Vom niedrigeren gemeinen Wert als dem dreifachen Einheitswert ist nur dann auszugehen, wenn ein geeigneter Nachweis erbracht wird

Rechtssätze

Keine Rechtssätze vorhanden

Entscheidungstext

Der Unabhängige Finanzsenat hat über die Berufung der Frau F.R., W., vertreten durch RA, gegen den Bescheid des Finanzamtes für Gebühren und Verkehrsteuern Wien vom 20. Februar 2008 betreffend Erbschaftssteuer entschieden:

Der Berufung wird teilweise Folge gegeben und der angefochtene Bescheid gemäß § 289 Abs. 2 BAO abgeändert wie folgt:

Die Erbschaftssteuer gemäß § 8 Abs. 1 ErbStG wird festgesetzt mit (4 % von einer Bemessungsgrundlage von € 50.214,--)

2.008,56

Die Erbschaftssteuer gemäß § 8 Abs. 4 ErbStG wird festgesetzt mit (2 % von einer Bemessungsgrundlage von € 52.640,--)

1.052,80

Der Abzug nach § 8 Abs. 6 ErbStG beträgt (6 % von einer Bemessungsgrundlage von € 1.187,--)

- 71,22

Summe

2.990,14

Im Übrigen wird die Berufung als unbegründet abgewiesen.

Entscheidungsgründe

In der Verlassenschaft nach dem am 1 verstorbenen Herrn H.L. war auf Grund des Testamentes vom 28. März 2000 die Witwe Frau F.Z. zur Alleinerbin berufen. In dem von Frau F.R., der Berufungswerberin, und der Alleinerbin am 4. Mai 2007 abgeschlossenen Pflichtteilsübereinkommen wird vereinbart, dass die Berufungswerberin zur Abgeltung des gesamten Pflichtteiles die Grundstücke Nr. x1 in der EZ y1 Grundbuch KG, Nr. x2 in der EZ y2 Grundbuch KG und Nr. x3 in der EZ y3 Grundbuch KG übernimmt. Mit der weiteren Pflichtteilsberechtigen, Frau F.C., wurde von der Alleinerbin bereits am 19. April 2007 ein Pflichtteilsübereinkommen abgeschlossen.
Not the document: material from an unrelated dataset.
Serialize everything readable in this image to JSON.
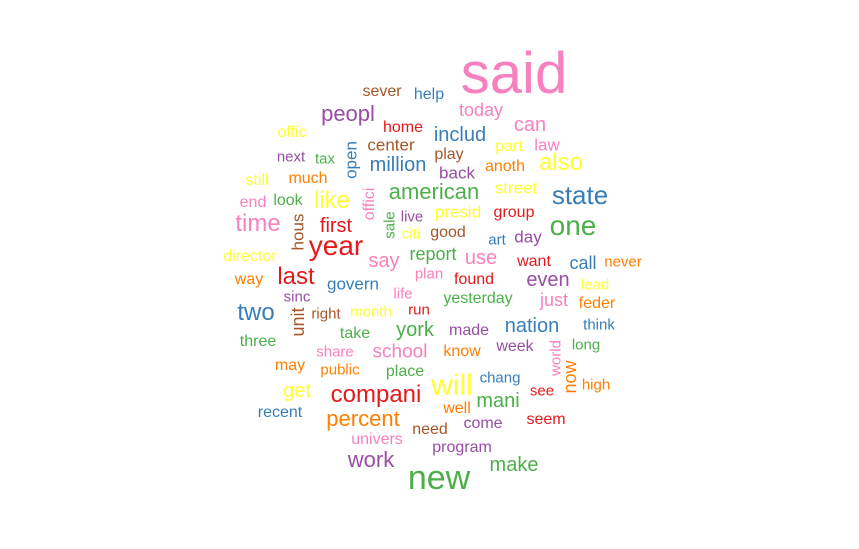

Laut dem am 19. April 2007 errichteten Inventar betragen die Einheitswerte für den auf den Verstorbenen entfallenden landwirtschaftlichen Betrieb zu EW-AZ EW-1 anteilig € 10.464,89 und für das Grundstück Nr. x1 in der EZ y1 Grundbuch KG zu EW-AZ EW-2 € 17.150,79.
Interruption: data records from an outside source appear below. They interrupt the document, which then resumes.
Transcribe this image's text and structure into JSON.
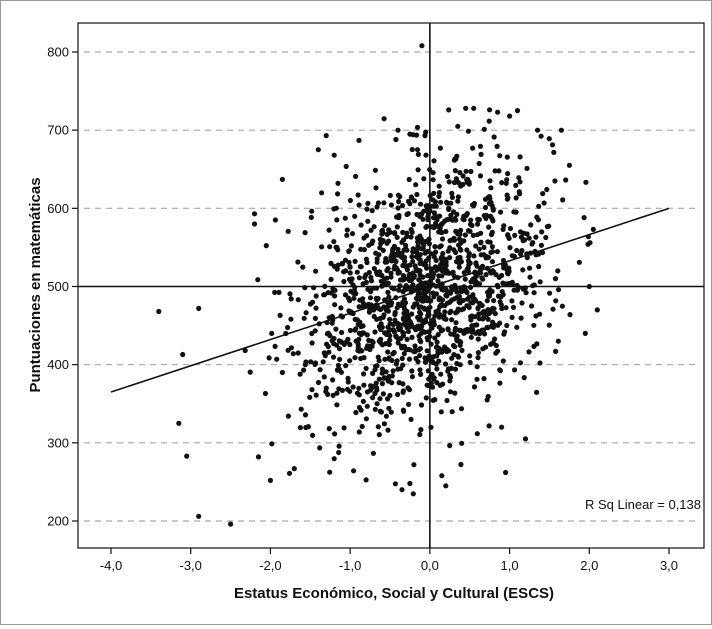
{
  "chart_data": {
    "type": "scatter",
    "xlabel": "Estatus Económico, Social y Cultural (ESCS)",
    "ylabel": "Puntuaciones en matemáticas",
    "xlim": [
      -4.0,
      3.0
    ],
    "ylim": [
      200,
      800
    ],
    "x_ticks": [
      "-4,0",
      "-3,0",
      "-2,0",
      "-1,0",
      "0,0",
      "1,0",
      "2,0",
      "3,0"
    ],
    "y_ticks": [
      "200",
      "300",
      "400",
      "500",
      "600",
      "700",
      "800"
    ],
    "horizontal_gridlines": "dashed",
    "reference_lines": {
      "x": 0.0,
      "y": 500
    },
    "fit_line": {
      "x1": -4.0,
      "y1": 365,
      "x2": 3.0,
      "y2": 600
    },
    "annotation": "R Sq Linear = 0,138",
    "n_points": 1500,
    "point_color": "#111111",
    "points": [
      [
        -3.4,
        468
      ],
      [
        -3.1,
        413
      ],
      [
        -3.05,
        283
      ],
      [
        -3.15,
        325
      ],
      [
        -2.9,
        206
      ],
      [
        -2.9,
        472
      ],
      [
        -2.5,
        196
      ],
      [
        -2.2,
        580
      ],
      [
        -2.2,
        593
      ],
      [
        -2.15,
        282
      ],
      [
        -2.0,
        252
      ],
      [
        -1.85,
        637
      ],
      [
        -1.7,
        267
      ],
      [
        -1.3,
        693
      ],
      [
        -1.2,
        668
      ],
      [
        -1.4,
        675
      ],
      [
        -0.9,
        617
      ],
      [
        -0.4,
        700
      ],
      [
        -0.25,
        695
      ],
      [
        -0.35,
        240
      ],
      [
        -0.25,
        248
      ],
      [
        -0.2,
        272
      ],
      [
        -0.1,
        808
      ],
      [
        0.2,
        245
      ],
      [
        0.15,
        258
      ],
      [
        0.35,
        705
      ],
      [
        0.45,
        728
      ],
      [
        0.55,
        728
      ],
      [
        0.75,
        726
      ],
      [
        0.85,
        723
      ],
      [
        1.0,
        718
      ],
      [
        1.1,
        725
      ],
      [
        1.35,
        700
      ],
      [
        1.65,
        700
      ],
      [
        0.95,
        262
      ],
      [
        1.2,
        305
      ],
      [
        1.75,
        655
      ],
      [
        2.05,
        573
      ],
      [
        2.0,
        500
      ],
      [
        2.1,
        470
      ],
      [
        1.95,
        440
      ],
      [
        0.9,
        320
      ]
    ],
    "bulk_distribution": {
      "x_mean": -0.05,
      "x_sd": 0.78,
      "y_intercept": 498,
      "y_slope": 33.5,
      "y_residual_sd": 78
    }
  }
}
Vom Finanzamt für Gebühren und Verkehrsteuern Wien wurde der Berufungswerberin für diesen Erwerbsvorgang mit Bescheid vom 20. Februar 2008 die Erbschaftssteuer mit € 2.999,18 vorgeschrieben. Für die Berechnung der Erbschaftssteuer wurden die Grundstücke mit dem dreifachen Einheitswert bewertet.
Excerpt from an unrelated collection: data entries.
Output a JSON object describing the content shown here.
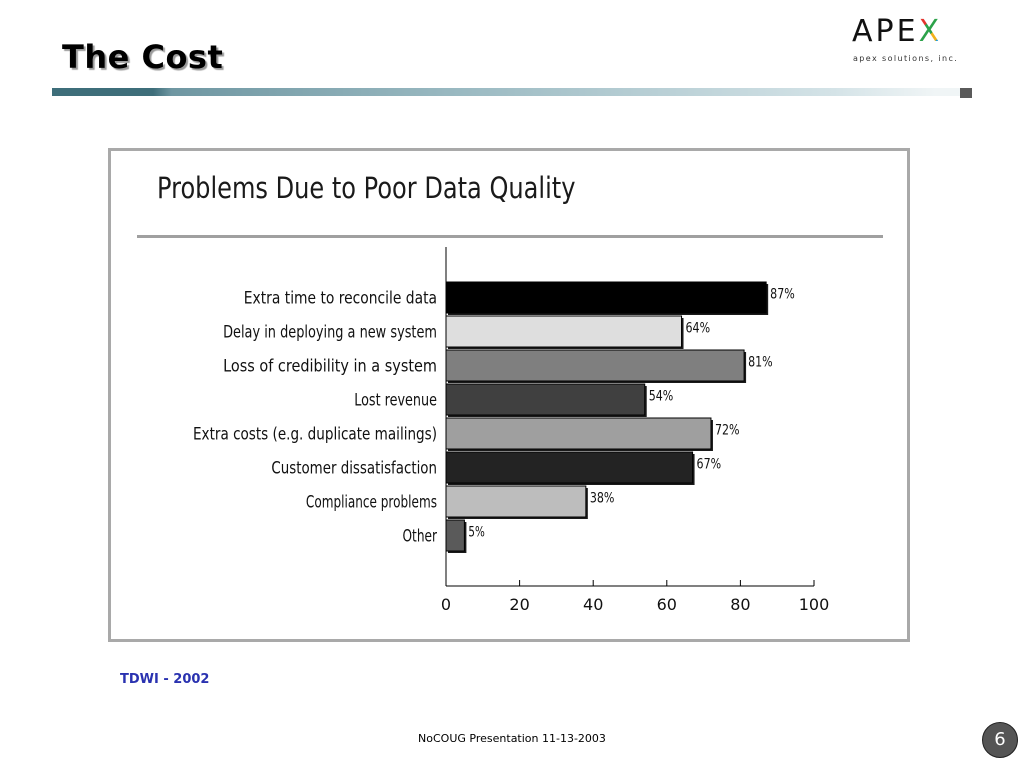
{
  "slide": {
    "title": "The Cost",
    "source": "TDWI - 2002",
    "footer": "NoCOUG Presentation 11-13-2003",
    "page_number": "6"
  },
  "logo": {
    "letters": [
      "A",
      "P",
      "E",
      "X"
    ],
    "colors": [
      "#111111",
      "#111111",
      "#111111",
      "#2aa3b8"
    ],
    "x_accent_colors": [
      "#e4332d",
      "#2ca24a",
      "#f2b21b",
      "#1f9bd6"
    ],
    "tagline": "apex solutions, inc."
  },
  "colors": {
    "title_rule_dark": "#3e6e7a",
    "source_text": "#2a32b0"
  },
  "chart_data": {
    "type": "bar",
    "orientation": "horizontal",
    "title": "Problems Due to Poor Data Quality",
    "categories": [
      "Extra time to reconcile data",
      "Delay in deploying a new system",
      "Loss of credibility in a system",
      "Lost revenue",
      "Extra costs (e.g. duplicate mailings)",
      "Customer dissatisfaction",
      "Compliance problems",
      "Other"
    ],
    "values": [
      87,
      64,
      81,
      54,
      72,
      67,
      38,
      5
    ],
    "value_labels": [
      "87%",
      "64%",
      "81%",
      "54%",
      "72%",
      "67%",
      "38%",
      "5%"
    ],
    "bar_colors": [
      "#000000",
      "#dedede",
      "#7f7f7f",
      "#404040",
      "#9f9f9f",
      "#232323",
      "#bdbdbd",
      "#5a5a5a"
    ],
    "xlim": [
      0,
      100
    ],
    "xticks": [
      0,
      20,
      40,
      60,
      80,
      100
    ],
    "grid": false,
    "legend": "none"
  }
}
In der gegen diesen Bescheid eingebrachten Berufung wurde vorgebracht, dass der Alleinerbin mit Erbschaftssteuerbescheid vom 20. Februar 2008 die Erbschaftssteuer für den gesamten ihr eingeantworteten Nachlass nach dem steuerlich maßgeblichen Wert der erworbenen Liegenschaften unter der Berücksichtigung der Freibeträge bzw. der Kosten des Nachlassverfahrens und des in Geld zu entfertigenden Pflichtteilsanspruches der pflichtteilsberechtigten F.C. vorgeschrieben wurde. Eine neuerliche bzw. zusätzliche Vorschreibung von Erbschaftssteuer für die der Berufungswerberin zur Abgeltung ihrer Pflichtteilsansprüche übertragenen Liegenschaften ist daher nicht statthaft, da dies einer doppelten Besteuerung gleich käme. Darüber hinaus ist auch die Höhe des ermittelten Wertes nicht korrekt. Hinsichtlich der EZ y1 liegt laut Mitteilung des Finanzamtes nur ein Feststellungsbescheid zum 1.1.1984 mit einem Einheitswert von S 175.000,-- vor. Die weiteren Ausführungen in der Berufung betreffen den Einheitswert des landwirtschaftlichen Betriebes, welcher keinen wesentlichen Einfluss auf dieses Erbschaftssteuerverfahren hat.

Diese Berufung wurde vom Finanzamt für Gebühren und Verkehrsteuern Wien mit Berufungsvorentscheidung vom 7. April 2008 als unbegründet abgewiesen. Begründet wurde diese Abweisung damit, dass der Einheitswert für die Liegenschaft EZ y1 zu EW-AZ EW-2 € 17.150,79 beträgt und der anteilige Einheitswert für die landwirtschaftlichen Grundstücke mit dem Hektarsatz ermittelt wurde. Der Erbschaftssteuerberechnung wurde das Dreifache dieser Werte zu Grunde gelegt. Der Vorwurf, die Liegenschaften seien doppelt besteuert worden, ist zurückzuweisen, da bei der Erbin nur die restlichen ihr eingeantworteten Grundstücke der Erbschaftssteuer unterzogen wurden.

In dem daraufhin eingebrachten Vorlageantrag wird ausgeführt, dass die Bemessungsgrundlage für die Erbschaftssteuer offenkundig überhöht ist. Insbesondere erscheint der für das Grundstück EZ y1 Grundbuch KG angesetzte (dreifache) Einheitswert bei weitem überhöht.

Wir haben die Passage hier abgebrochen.